Decálogo para conhecer e compreender a sua sensibilidade


As pessoas com altos níveis de sensibilidade emocional processam o mundo que as rodeia de uma forma mais profunda e possuem uma enorme capacidade para se aperceberem dos sentimentos e das necessidades das pessoas à sua volta. Pelas suas múltiplas qualidades são maravilhosas, mas é certo que por vezes podem sentir que “não se encaixam”. Se é uma dessas pessoas ou se tem alguém perto de si com este perfil, tome nota deste decálogo e grave-o na sua memória, pois vai adorar lê-lo.

Esther Serra, dermatologista do Hospital de Sant Pau de Barcelona, em Ausonia

Sabe o que é e como gerir a sua sensibilidade emocional? Se se sente, por vezes, um pouco assoberbada e esgotada e precisa de apoio, continue a ler e encontre-se a si mesma.

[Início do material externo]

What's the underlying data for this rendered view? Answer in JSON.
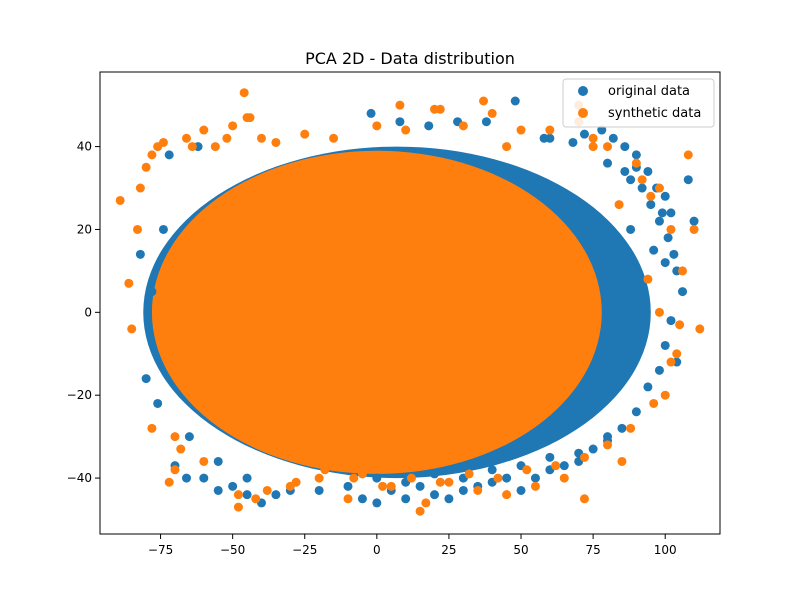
{
  "chart_data": {
    "type": "scatter",
    "title": "PCA 2D - Data distribution",
    "xlabel": "",
    "ylabel": "",
    "xlim": [
      -96,
      119
    ],
    "ylim": [
      -53.5,
      58
    ],
    "x_ticks": [
      -75,
      -50,
      -25,
      0,
      25,
      50,
      75,
      100
    ],
    "y_ticks": [
      -40,
      -20,
      0,
      20,
      40
    ],
    "x_tick_labels": [
      "−75",
      "−50",
      "−25",
      "0",
      "25",
      "50",
      "75",
      "100"
    ],
    "y_tick_labels": [
      "−40",
      "−20",
      "0",
      "20",
      "40"
    ],
    "grid": false,
    "legend": "top-right",
    "series": [
      {
        "name": "original data",
        "color": "#1f77b4",
        "x": [
          -82,
          -80,
          -78,
          -76,
          -74,
          -70,
          -66,
          -60,
          -55,
          -50,
          -45,
          -40,
          -35,
          -30,
          -20,
          -10,
          -5,
          0,
          5,
          10,
          15,
          20,
          25,
          30,
          35,
          40,
          45,
          50,
          55,
          60,
          65,
          70,
          75,
          80,
          85,
          88,
          90,
          92,
          95,
          98,
          100,
          102,
          104,
          106,
          108,
          110,
          -72,
          -62,
          60,
          72,
          78,
          82,
          86,
          90,
          94,
          97,
          99,
          101,
          103,
          -2,
          8,
          18,
          28,
          38,
          48,
          58,
          68,
          88,
          96,
          100,
          104,
          -65,
          -55,
          -45,
          0,
          10,
          20,
          30,
          40,
          50,
          60,
          70,
          80,
          90,
          94,
          98,
          100,
          102,
          80,
          86
        ],
        "y": [
          14,
          -16,
          5,
          -22,
          20,
          -37,
          -40,
          -40,
          -43,
          -42,
          -44,
          -46,
          -44,
          -43,
          -43,
          -42,
          -45,
          -46,
          -43,
          -45,
          -42,
          -44,
          -45,
          -43,
          -42,
          -41,
          -40,
          -43,
          -40,
          -38,
          -37,
          -36,
          -33,
          -30,
          -28,
          32,
          35,
          30,
          26,
          22,
          28,
          24,
          10,
          5,
          32,
          22,
          38,
          40,
          42,
          43,
          44,
          42,
          40,
          38,
          34,
          30,
          24,
          18,
          14,
          48,
          46,
          45,
          46,
          46,
          51,
          42,
          41,
          20,
          15,
          12,
          -12,
          -30,
          -36,
          -40,
          -40,
          -41,
          -39,
          -40,
          -38,
          -37,
          -35,
          -34,
          -31,
          -24,
          -18,
          -14,
          -8,
          -2,
          36,
          34
        ]
      },
      {
        "name": "synthetic data",
        "color": "#ff7f0e",
        "x": [
          -89,
          -86,
          -85,
          -83,
          -82,
          -80,
          -78,
          -76,
          -74,
          -72,
          -70,
          -68,
          -66,
          -64,
          -60,
          -56,
          -52,
          -50,
          -48,
          -46,
          -44,
          -42,
          -40,
          -35,
          -30,
          -25,
          -20,
          -15,
          -10,
          -5,
          0,
          5,
          10,
          15,
          20,
          25,
          30,
          35,
          40,
          45,
          50,
          55,
          60,
          65,
          70,
          72,
          75,
          80,
          85,
          90,
          92,
          95,
          98,
          100,
          102,
          105,
          108,
          110,
          112,
          -78,
          -70,
          -60,
          -48,
          -38,
          -28,
          -18,
          -8,
          2,
          12,
          22,
          32,
          42,
          52,
          62,
          72,
          80,
          88,
          96,
          104,
          -45,
          8,
          22,
          37,
          17,
          45,
          70,
          75,
          84,
          94,
          98,
          102,
          106
        ],
        "y": [
          27,
          7,
          -4,
          20,
          30,
          35,
          38,
          40,
          41,
          -41,
          -38,
          -33,
          42,
          40,
          44,
          40,
          42,
          45,
          -47,
          53,
          47,
          -45,
          42,
          41,
          -42,
          43,
          -40,
          42,
          -45,
          -39,
          45,
          -42,
          44,
          -48,
          49,
          -41,
          45,
          -43,
          48,
          -44,
          44,
          -42,
          44,
          -40,
          50,
          -45,
          42,
          40,
          -36,
          36,
          32,
          28,
          30,
          -20,
          20,
          -3,
          38,
          20,
          -4,
          -28,
          -30,
          -36,
          -44,
          -43,
          -41,
          -38,
          -40,
          -42,
          -40,
          -41,
          -39,
          -40,
          -38,
          -37,
          -35,
          -32,
          -28,
          -22,
          -10,
          47,
          50,
          49,
          51,
          -46,
          40,
          46,
          40,
          26,
          8,
          0,
          -12,
          10
        ]
      }
    ]
  }
}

Estes conteúdos foram elaborados para si por Esther Serra, dermatologista do Hospital de Sant Pau de Barcelona. Tome nota e goste de si tal como é!

1. Sensibilidade como DOM: a sensibilidade emocional não é um defeito. É um dom, uma forma de viver, sentir e pensar. Potencia os aspetos positivos da sua sensibilidade e funciona para que os aspetos negativos não dificultem a sua vida.

2. Reconheça a sua grande qualidade emocional: a empatia, a amabilidade, o vínculo emocional com aqueles que a rodeiam, fazem com que compreenda como os outros se sentem, é capaz de se pôr no seu lugar e de os ajudar. Possui uma elevada inteligência emocional que as pessoas que a rodeiam apreciam e agradecem. Não a desperdice, potencie-a.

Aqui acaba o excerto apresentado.